The ruck penalty misery continued, first another mystery decision, followed by a penalty against Babarinsa for not rolling away, watching the replay he could not have gotten away any quicker, 22 – 30. And so it went on, one could tell that the Macc players were now on tenterhooks, at the next ruck Harry Blackwell was trapped, and desperately tried to free himself, thankfully the referee’s hand rightly stayed down; but another ruck followed and as Tom Burden returned to get onside he brushed against a Manchester player and the referee’s arm went up again. Two and a half minutes of advantage were played before the ball came back, for the simple 3 points.
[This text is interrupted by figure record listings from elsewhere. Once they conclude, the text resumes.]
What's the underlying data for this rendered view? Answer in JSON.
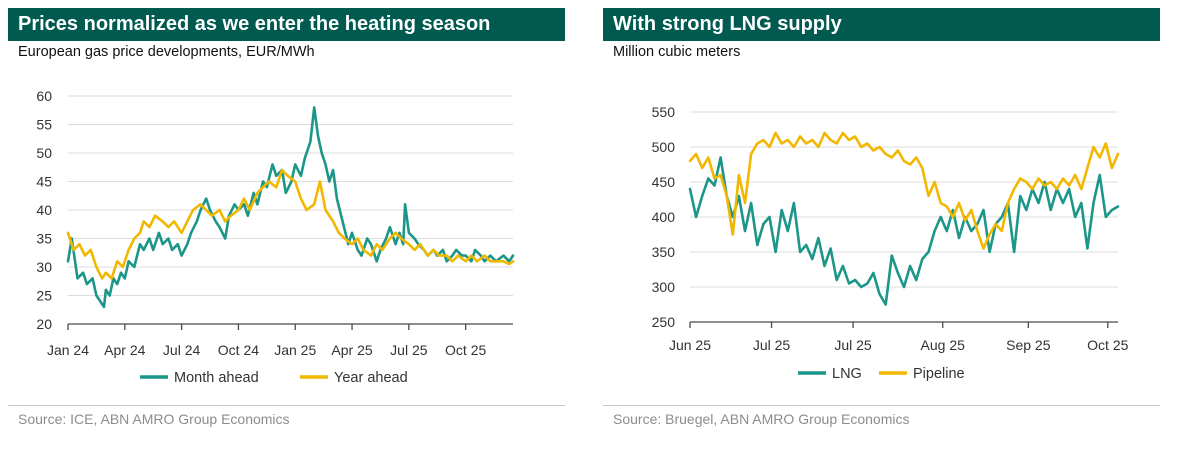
{
  "colors": {
    "banner": "#005a50",
    "teal": "#1b9688",
    "gold": "#f2b700",
    "grid": "#dcdcdc",
    "axis": "#4a4a4a"
  },
  "left": {
    "heading": "Prices normalized as we enter the heating season",
    "subtitle": "European gas price developments, EUR/MWh",
    "source": "Source: ICE, ABN AMRO Group Economics"
  },
  "right": {
    "heading": "With strong LNG supply",
    "subtitle": "Million cubic meters",
    "source": "Source: Bruegel, ABN AMRO Group Economics"
  },
  "chart_data": [
    {
      "type": "line",
      "title": "European gas price developments, EUR/MWh",
      "x_unit": "months since Jan 2024",
      "xlim": [
        0,
        23.5
      ],
      "ylim": [
        20,
        60
      ],
      "yticks": [
        20,
        25,
        30,
        35,
        40,
        45,
        50,
        55,
        60
      ],
      "xticks": [
        {
          "x": 0,
          "label": "Jan 24"
        },
        {
          "x": 3,
          "label": "Apr 24"
        },
        {
          "x": 6,
          "label": "Jul 24"
        },
        {
          "x": 9,
          "label": "Oct 24"
        },
        {
          "x": 12,
          "label": "Jan 25"
        },
        {
          "x": 15,
          "label": "Apr 25"
        },
        {
          "x": 18,
          "label": "Jul 25"
        },
        {
          "x": 21,
          "label": "Oct 25"
        }
      ],
      "grid": true,
      "legend_position": "bottom",
      "series": [
        {
          "name": "Month ahead",
          "color": "#1b9688",
          "x": [
            0,
            0.2,
            0.5,
            0.8,
            1.0,
            1.3,
            1.5,
            1.7,
            1.9,
            2.0,
            2.2,
            2.4,
            2.6,
            2.8,
            3.0,
            3.2,
            3.5,
            3.8,
            4.0,
            4.3,
            4.5,
            4.8,
            5.0,
            5.3,
            5.5,
            5.8,
            6.0,
            6.3,
            6.5,
            6.8,
            7.0,
            7.3,
            7.5,
            7.8,
            8.0,
            8.3,
            8.5,
            8.8,
            9.0,
            9.3,
            9.5,
            9.8,
            10.0,
            10.3,
            10.5,
            10.8,
            11.0,
            11.3,
            11.5,
            11.8,
            12.0,
            12.3,
            12.5,
            12.8,
            13.0,
            13.2,
            13.4,
            13.6,
            13.8,
            14.0,
            14.2,
            14.5,
            14.8,
            15.0,
            15.3,
            15.5,
            15.8,
            16.0,
            16.3,
            16.5,
            16.8,
            17.0,
            17.3,
            17.5,
            17.7,
            17.8,
            18.0,
            18.3,
            18.5,
            18.8,
            19.0,
            19.3,
            19.5,
            19.8,
            20.0,
            20.3,
            20.5,
            20.8,
            21.0,
            21.3,
            21.5,
            21.8,
            22.0,
            22.3,
            22.6,
            23.0,
            23.3,
            23.5
          ],
          "values": [
            31,
            35,
            28,
            29,
            27,
            28,
            25,
            24,
            23,
            26,
            25,
            28,
            27,
            29,
            28,
            31,
            30,
            34,
            33,
            35,
            33,
            36,
            34,
            35,
            33,
            34,
            32,
            34,
            36,
            38,
            40,
            42,
            40,
            38,
            37,
            35,
            39,
            41,
            40,
            41,
            39,
            43,
            41,
            45,
            44,
            48,
            46,
            47,
            43,
            45,
            48,
            46,
            49,
            52,
            58,
            53,
            50,
            48,
            45,
            47,
            42,
            38,
            34,
            36,
            33,
            32,
            35,
            34,
            31,
            33,
            35,
            37,
            34,
            36,
            34,
            41,
            36,
            35,
            34,
            33,
            32,
            33,
            32,
            33,
            31,
            32,
            33,
            32,
            32,
            31,
            33,
            32,
            31,
            32,
            31,
            32,
            31,
            32
          ]
        },
        {
          "name": "Year ahead",
          "color": "#f2b700",
          "x": [
            0,
            0.3,
            0.6,
            0.9,
            1.2,
            1.5,
            1.8,
            2.0,
            2.3,
            2.6,
            2.9,
            3.2,
            3.5,
            3.8,
            4.0,
            4.3,
            4.6,
            5.0,
            5.3,
            5.6,
            6.0,
            6.3,
            6.6,
            7.0,
            7.3,
            7.6,
            8.0,
            8.3,
            8.6,
            9.0,
            9.3,
            9.6,
            10.0,
            10.3,
            10.6,
            11.0,
            11.3,
            11.6,
            12.0,
            12.3,
            12.6,
            13.0,
            13.3,
            13.6,
            14.0,
            14.3,
            14.6,
            15.0,
            15.3,
            15.6,
            16.0,
            16.3,
            16.6,
            17.0,
            17.3,
            17.6,
            18.0,
            18.3,
            18.6,
            19.0,
            19.3,
            19.6,
            20.0,
            20.3,
            20.6,
            21.0,
            21.3,
            21.6,
            22.0,
            22.3,
            22.6,
            23.0,
            23.3,
            23.5
          ],
          "values": [
            36,
            33,
            34,
            32,
            33,
            30,
            28,
            29,
            28,
            31,
            30,
            33,
            35,
            36,
            38,
            37,
            39,
            38,
            37,
            38,
            36,
            38,
            40,
            41,
            40,
            39,
            40,
            38,
            39,
            40,
            42,
            40,
            43,
            44,
            45,
            44,
            47,
            46,
            45,
            42,
            40,
            41,
            45,
            40,
            38,
            36,
            35,
            34,
            35,
            33,
            32,
            34,
            33,
            35,
            36,
            35,
            34,
            33,
            34,
            32,
            33,
            32,
            32,
            31,
            32,
            31,
            32,
            31,
            32,
            31,
            31,
            31,
            30.5,
            31
          ]
        }
      ]
    },
    {
      "type": "line",
      "title": "Million cubic meters",
      "x_unit": "weeks since start of Jun 2025",
      "xlim": [
        0,
        21
      ],
      "ylim": [
        250,
        550
      ],
      "yticks": [
        250,
        300,
        350,
        400,
        450,
        500,
        550
      ],
      "xticks": [
        {
          "x": 0,
          "label": "Jun 25"
        },
        {
          "x": 4,
          "label": "Jul 25"
        },
        {
          "x": 8,
          "label": "Jul 25"
        },
        {
          "x": 12.4,
          "label": "Aug 25"
        },
        {
          "x": 16.6,
          "label": "Sep 25"
        },
        {
          "x": 20.5,
          "label": "Oct 25"
        }
      ],
      "grid": true,
      "legend_position": "bottom",
      "series": [
        {
          "name": "LNG",
          "color": "#1b9688",
          "x": [
            0,
            0.3,
            0.6,
            0.9,
            1.2,
            1.5,
            1.8,
            2.1,
            2.4,
            2.7,
            3.0,
            3.3,
            3.6,
            3.9,
            4.2,
            4.5,
            4.8,
            5.1,
            5.4,
            5.7,
            6.0,
            6.3,
            6.6,
            6.9,
            7.2,
            7.5,
            7.8,
            8.1,
            8.4,
            8.7,
            9.0,
            9.3,
            9.6,
            9.9,
            10.2,
            10.5,
            10.8,
            11.1,
            11.4,
            11.7,
            12.0,
            12.3,
            12.6,
            12.9,
            13.2,
            13.5,
            13.8,
            14.1,
            14.4,
            14.7,
            15.0,
            15.3,
            15.6,
            15.9,
            16.2,
            16.5,
            16.8,
            17.1,
            17.4,
            17.7,
            18.0,
            18.3,
            18.6,
            18.9,
            19.2,
            19.5,
            19.8,
            20.1,
            20.4,
            20.7,
            21.0
          ],
          "values": [
            440,
            400,
            430,
            455,
            445,
            485,
            430,
            400,
            430,
            380,
            420,
            360,
            390,
            400,
            350,
            410,
            380,
            420,
            350,
            360,
            340,
            370,
            330,
            355,
            310,
            330,
            305,
            310,
            300,
            305,
            320,
            290,
            275,
            345,
            320,
            300,
            330,
            310,
            340,
            350,
            380,
            400,
            380,
            410,
            370,
            400,
            380,
            390,
            410,
            350,
            390,
            400,
            420,
            350,
            430,
            410,
            440,
            420,
            450,
            410,
            440,
            420,
            440,
            400,
            420,
            355,
            420,
            460,
            400,
            410,
            415
          ]
        },
        {
          "name": "Pipeline",
          "color": "#f2b700",
          "x": [
            0,
            0.3,
            0.6,
            0.9,
            1.2,
            1.5,
            1.8,
            2.1,
            2.4,
            2.7,
            3.0,
            3.3,
            3.6,
            3.9,
            4.2,
            4.5,
            4.8,
            5.1,
            5.4,
            5.7,
            6.0,
            6.3,
            6.6,
            6.9,
            7.2,
            7.5,
            7.8,
            8.1,
            8.4,
            8.7,
            9.0,
            9.3,
            9.6,
            9.9,
            10.2,
            10.5,
            10.8,
            11.1,
            11.4,
            11.7,
            12.0,
            12.3,
            12.6,
            12.9,
            13.2,
            13.5,
            13.8,
            14.1,
            14.4,
            14.7,
            15.0,
            15.3,
            15.6,
            15.9,
            16.2,
            16.5,
            16.8,
            17.1,
            17.4,
            17.7,
            18.0,
            18.3,
            18.6,
            18.9,
            19.2,
            19.5,
            19.8,
            20.1,
            20.4,
            20.7,
            21.0
          ],
          "values": [
            480,
            490,
            470,
            485,
            455,
            460,
            430,
            375,
            460,
            420,
            490,
            505,
            510,
            500,
            520,
            505,
            510,
            500,
            515,
            505,
            510,
            500,
            520,
            510,
            505,
            520,
            510,
            515,
            500,
            505,
            495,
            500,
            490,
            485,
            495,
            480,
            475,
            485,
            470,
            430,
            450,
            420,
            415,
            400,
            420,
            395,
            410,
            380,
            355,
            375,
            390,
            380,
            420,
            440,
            455,
            450,
            440,
            455,
            445,
            450,
            440,
            455,
            445,
            460,
            440,
            470,
            500,
            485,
            505,
            470,
            490
          ]
        }
      ]
    }
  ]
}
James Oliver picks-up from the scrum to get over for the 5th try

The situation was now nigh impossible for Macclesfield, but they played their way back up the pitch into the red-zone. Given their lead, Manchester could be cynical in their defence, firstly by hacking the ball out of a ruck, which should have been a yellow-card, followed by their Captain taking-one-for-the-team, and sitting out the last 2 minutes. Macclesfield opted for the scrum, with James Oliver picking from the base and going over to cut the deficit to six points. Although Macclesfield had out-scored Manchester 5 tries to three, Manchester would go home with the bragging-rites; that said the two bonus-points means that Macclesfield are still in exactly the same position: beat Derby away next week, by any score and progress into the Semi-Final.

Acting Head Coach, Darren Lamon, was as nonplussed, as everyone else, as to the number of mistakes made: “The boys are feeling tired, they’ve had a series of big games, with another on Saturday on Derby’s 4G, Crossy (James Cross) won’t be available for it so we will be in need of a Tight-Head. There will be plenty to work-on at training on Tuesday”.  Whilst their winning run has been broken, it doesn’t affect their potential progress, and may turn out to be a benefit in disguise.

Behind the scenes work continues to appoint a new Head Coach, as well as assembling the playing squad for next season. Director of Rugby, George Edwards, confirmed that Tommy Taylor would be joining the coaching team in the summer: “Tommy will have specific involvement in defence, set piece and Colts development, but fair to say his experience across the whole game will be invaluable”.

Next Saturday now becomes, in effect, the quarter final, as only Derby or Macclesfield can win the group. The second team won their cup game, in a one-sided curtain raiser against Kendal 121 – 5.